A incessante busca engendrada por Ahab a baleia branca que comeu uma de suas pernas envolve muito mais do que uma trama simples de vingança. Melville utiliza a perseguição como ponto de partida para retratar o ambiente baleeiro, com detalhes mínimos da vida marítima narrada por Ishmael, nossos olhos durante o livro e tripulante novo do navio Pequod junto a seu recém conhecido amigo selvagem Queequeg, exímio arpoador e descendente de uma linhagem real de sua ilha, a fictícia Rokovoko, no sul do Oceano Pacífico. Em seus solilóquios, por vezes, intermináveis sobre a caça baleeira -- a época, eram muitos os recursos utilizados com a carcaça do mamífero aquático, principalmente com seu espermacete, contido na caixa craniana da cachalote, assim como várias outras funções para a sociedade do século XIX --, Ishmael perpassa pelo convívio junto a outros marinheiros, o clima modorrento da rotina no navio e, principalmente, o cego ódio de seu capitão a um ser irracional.

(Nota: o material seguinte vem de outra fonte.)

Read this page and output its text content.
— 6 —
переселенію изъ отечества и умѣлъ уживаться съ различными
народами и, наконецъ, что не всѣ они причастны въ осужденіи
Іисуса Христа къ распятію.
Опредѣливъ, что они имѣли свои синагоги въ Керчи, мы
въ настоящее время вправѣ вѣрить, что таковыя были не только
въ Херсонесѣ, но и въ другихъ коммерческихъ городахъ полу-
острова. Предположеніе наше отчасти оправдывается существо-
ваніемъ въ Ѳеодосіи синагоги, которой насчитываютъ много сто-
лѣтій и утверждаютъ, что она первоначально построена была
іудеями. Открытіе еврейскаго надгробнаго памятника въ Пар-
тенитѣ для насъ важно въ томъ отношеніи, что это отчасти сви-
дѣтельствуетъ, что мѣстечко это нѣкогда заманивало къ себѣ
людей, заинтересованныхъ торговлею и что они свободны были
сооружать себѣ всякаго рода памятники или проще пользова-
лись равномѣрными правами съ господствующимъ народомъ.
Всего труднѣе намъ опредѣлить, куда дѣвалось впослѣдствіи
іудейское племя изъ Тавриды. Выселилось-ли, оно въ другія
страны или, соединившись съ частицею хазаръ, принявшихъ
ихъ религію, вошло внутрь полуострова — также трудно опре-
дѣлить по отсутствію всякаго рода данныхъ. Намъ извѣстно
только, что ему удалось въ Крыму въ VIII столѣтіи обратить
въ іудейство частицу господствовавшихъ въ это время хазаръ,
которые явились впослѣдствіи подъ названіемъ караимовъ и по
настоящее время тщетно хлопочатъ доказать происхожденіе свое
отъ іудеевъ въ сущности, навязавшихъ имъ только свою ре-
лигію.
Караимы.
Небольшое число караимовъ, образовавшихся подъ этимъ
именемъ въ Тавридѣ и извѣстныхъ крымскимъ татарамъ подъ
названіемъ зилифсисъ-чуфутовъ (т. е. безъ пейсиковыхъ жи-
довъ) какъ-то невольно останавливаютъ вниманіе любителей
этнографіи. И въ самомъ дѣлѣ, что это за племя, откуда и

Concentrar Moby Dick, obra vasta como é, em uma categoria apenas seria um trabalho precipitado, mas, caso analisemos unicamente sua trama em um esforço buscando concisão, é inevitável chegarmos a conclusão de que é uma história sobre vingança e conflito contra o inevitável, com todas as outras narrativas passadas pelo Pequod e sua tripulação -- ricamente explorada e diversificada, espelhando os Estados Unidos de Melville e de seu futuro -- partindo de um único elemento, a caçada. A narrativa de Melville nos leva a enxergar, junto a Ishmael, quão incessante pode vir a se tornar o homem quando guiado por um sentimento pouco ou nada nobre como a vingança, e como esta engendra a todos em sua malha de tragédias infindáveis assim como Ahab contamina todos seus marujos, que ali estão para caçar várias cachalotes por conta de seu serviço oneroso, com sua sede de conflito contra a cachalote branca.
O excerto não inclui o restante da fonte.